Am I online?

Recently, I was working on an application that needed to know if it was connected to the internet. A common way to do this is to ping DNS servers like 8.8.8.8 (Google) or 1.1.1.1 (Cloudflare). However, this uses the ICMP protocol (which only checks for basic network connectivity), while I wanted to exercise the full stack used by real HTTP clients: DNS, TCP, and HTTP.

Generate 204

After some research, I found this URL that Google itself seems to use in Chrome to check for connectivity:

http://google.com/generate_204
https://google.com/generate_204

The URL returns a 204 No Content HTTP status (a successful response without a body). It's super fast, relies only on the core Google infrastructure (so it's unlikely to fail), and supports both HTTP and HTTPS. So I went with it, and it turned out to be sufficient for my needs.

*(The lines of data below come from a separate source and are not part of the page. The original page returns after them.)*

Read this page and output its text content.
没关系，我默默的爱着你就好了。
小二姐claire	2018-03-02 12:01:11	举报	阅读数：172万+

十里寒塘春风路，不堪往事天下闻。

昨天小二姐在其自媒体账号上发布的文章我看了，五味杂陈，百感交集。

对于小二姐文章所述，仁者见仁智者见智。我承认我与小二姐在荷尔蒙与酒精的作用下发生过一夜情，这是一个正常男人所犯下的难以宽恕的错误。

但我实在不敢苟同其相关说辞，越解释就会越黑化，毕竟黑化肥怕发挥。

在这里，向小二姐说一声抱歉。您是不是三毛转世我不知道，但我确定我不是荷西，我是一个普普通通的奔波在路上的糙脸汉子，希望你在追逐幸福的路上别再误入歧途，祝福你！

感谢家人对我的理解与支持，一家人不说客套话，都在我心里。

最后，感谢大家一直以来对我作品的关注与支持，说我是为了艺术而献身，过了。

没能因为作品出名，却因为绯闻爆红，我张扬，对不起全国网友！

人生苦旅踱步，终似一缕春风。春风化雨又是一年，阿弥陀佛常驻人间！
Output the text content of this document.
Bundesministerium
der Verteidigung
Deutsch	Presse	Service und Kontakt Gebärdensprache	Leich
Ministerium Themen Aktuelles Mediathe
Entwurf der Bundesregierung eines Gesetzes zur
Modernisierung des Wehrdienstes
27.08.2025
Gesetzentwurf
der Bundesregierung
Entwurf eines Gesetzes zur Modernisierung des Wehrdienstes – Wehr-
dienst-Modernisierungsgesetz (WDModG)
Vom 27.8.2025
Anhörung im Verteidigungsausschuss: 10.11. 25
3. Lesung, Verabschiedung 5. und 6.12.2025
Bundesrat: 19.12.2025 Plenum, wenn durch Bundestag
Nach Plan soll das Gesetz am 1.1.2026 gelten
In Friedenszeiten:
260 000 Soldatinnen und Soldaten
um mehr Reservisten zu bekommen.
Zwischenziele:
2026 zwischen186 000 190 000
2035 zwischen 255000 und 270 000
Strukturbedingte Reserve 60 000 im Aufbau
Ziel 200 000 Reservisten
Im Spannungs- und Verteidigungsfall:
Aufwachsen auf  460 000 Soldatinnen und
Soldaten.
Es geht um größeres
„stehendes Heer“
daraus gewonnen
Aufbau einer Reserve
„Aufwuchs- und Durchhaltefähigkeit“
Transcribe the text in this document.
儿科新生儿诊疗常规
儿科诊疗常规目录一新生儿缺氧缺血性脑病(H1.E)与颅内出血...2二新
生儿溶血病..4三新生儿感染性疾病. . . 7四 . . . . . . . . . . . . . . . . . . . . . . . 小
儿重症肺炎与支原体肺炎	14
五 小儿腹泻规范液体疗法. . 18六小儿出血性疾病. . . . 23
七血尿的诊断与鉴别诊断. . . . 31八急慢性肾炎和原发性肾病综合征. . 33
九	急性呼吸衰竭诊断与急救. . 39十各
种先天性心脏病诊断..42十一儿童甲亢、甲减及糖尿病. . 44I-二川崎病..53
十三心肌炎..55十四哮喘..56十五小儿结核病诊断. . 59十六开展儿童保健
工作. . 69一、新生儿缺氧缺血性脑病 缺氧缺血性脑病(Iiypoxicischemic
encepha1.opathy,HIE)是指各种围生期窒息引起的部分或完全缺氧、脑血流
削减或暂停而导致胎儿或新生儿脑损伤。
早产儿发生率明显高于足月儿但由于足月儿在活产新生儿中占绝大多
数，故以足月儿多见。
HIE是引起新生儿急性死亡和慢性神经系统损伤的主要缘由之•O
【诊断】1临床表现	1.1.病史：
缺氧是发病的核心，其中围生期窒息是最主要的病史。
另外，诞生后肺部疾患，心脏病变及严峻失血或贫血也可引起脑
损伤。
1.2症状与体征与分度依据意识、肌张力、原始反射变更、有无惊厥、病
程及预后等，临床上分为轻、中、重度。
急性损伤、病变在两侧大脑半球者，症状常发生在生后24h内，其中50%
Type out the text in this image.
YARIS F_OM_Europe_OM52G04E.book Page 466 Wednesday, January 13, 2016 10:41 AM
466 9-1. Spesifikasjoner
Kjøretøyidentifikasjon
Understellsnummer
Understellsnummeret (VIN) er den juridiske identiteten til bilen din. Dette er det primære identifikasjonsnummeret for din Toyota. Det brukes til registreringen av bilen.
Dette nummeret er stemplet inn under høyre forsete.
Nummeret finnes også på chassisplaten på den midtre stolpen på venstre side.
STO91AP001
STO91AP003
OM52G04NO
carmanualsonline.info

There are also http://www.gstatic.com/generate_204 and http://clients3.google.com/generate_204. As far as I can tell, they are served by the same backend as the one on google.com.

Other companies provide similar URLs to check for connectivity:

  • http://cp.cloudflare.com/generate_204 (Cloudflare)
  • http://edge-http.microsoft.com/captiveportal/generate_204 (Microsoft)
  • http://connectivity-check.ubuntu.com (Ubuntu)
  • http://connect.rom.miui.com/generate_204 (Xiaomi)

200 OK

Some companies provide 200 OK endpoints instead of 204 No Content:

  • http://spectrum.s3.amazonaws.com/kindle-wifi/wifistub.html (Amazon)
  • http://captive.apple.com/hotspot-detect.html (Apple)
  • http://network-test.debian.org/nm (Debian)
  • http://nmcheck.gnome.org/check_network_status.txt (Gnome)
  • http://www.msftncsi.com/ncsi.txt (Microsoft)
  • http://detectportal.firefox.com/success.txt (Mozilla)

They are all reasonably fast and return compact responses.

Implementation

Finally, here's a simple internet connectivity check implemented in several programming languages. It uses Google's URL, but you can replace it with any of the others listed above.

Python:

import datetime as dt
import http.client

def is_online(timeout: dt.timedelta = dt.timedelta(seconds=1)) -> bool:
    """Checks if there is an internet connection."""
    try:
        conn = http.client.HTTPConnection(
            "google.com",
            timeout=timeout.total_seconds(),
        )
        conn.request("GET", "/generate_204")
        response = conn.getresponse()
        return response.status in (200, 204)
    except Exception:
        return False
    finally:
        conn.close()

JavaScript:

// isOnline checks if there is an internet connection.
async function isOnline(timeoutMs) {
    try {
        const url = "http://google.com/generate_204";
        const response = await fetch(url, {
            signal: AbortSignal.timeout(timeoutMs ?? 1000),
        });
        return response.status === 200 || response.status === 204;
    } catch (error) {
        return false;
    }
}

Shell:

#!/usr/bin/env sh

# Checks if there is an internet connection.
is_online() {
    local url="http://google.com/generate_204"
    local timeout=${1:-1}
    local response=$(
        curl \
        --output /dev/null \
        --write-out "%{http_code}" \
        --max-time "$timeout" \
        --silent \
        "$url"
    )
    if [ "$response" = "200" ] || [ "$response" = "204" ]; then
        return 0
    else
        return 1
    fi
}

Go:

package main

import (
    "context"
    "net/http"
)

// isOnline checks if there is an internet connection.
func isOnline(ctx context.Context) bool {
    const url = "http://google.com/generate_204"

    req, err := http.NewRequestWithContext(ctx, http.MethodGet, url, nil)
    if err != nil {
        return false
    }

    resp, err := http.DefaultClient.Do(req)
    if err != nil {
        return false
    }

    defer resp.Body.Close()
    return resp.StatusCode == http.StatusOK || resp.StatusCode == http.StatusNoContent
}

Final thoughts

I'm not a big fan of Google, but I think it's nice of them to provide a publicly available endpoint to check internet connectivity. The same goes for Cloudflare and the other companies mentioned in this post.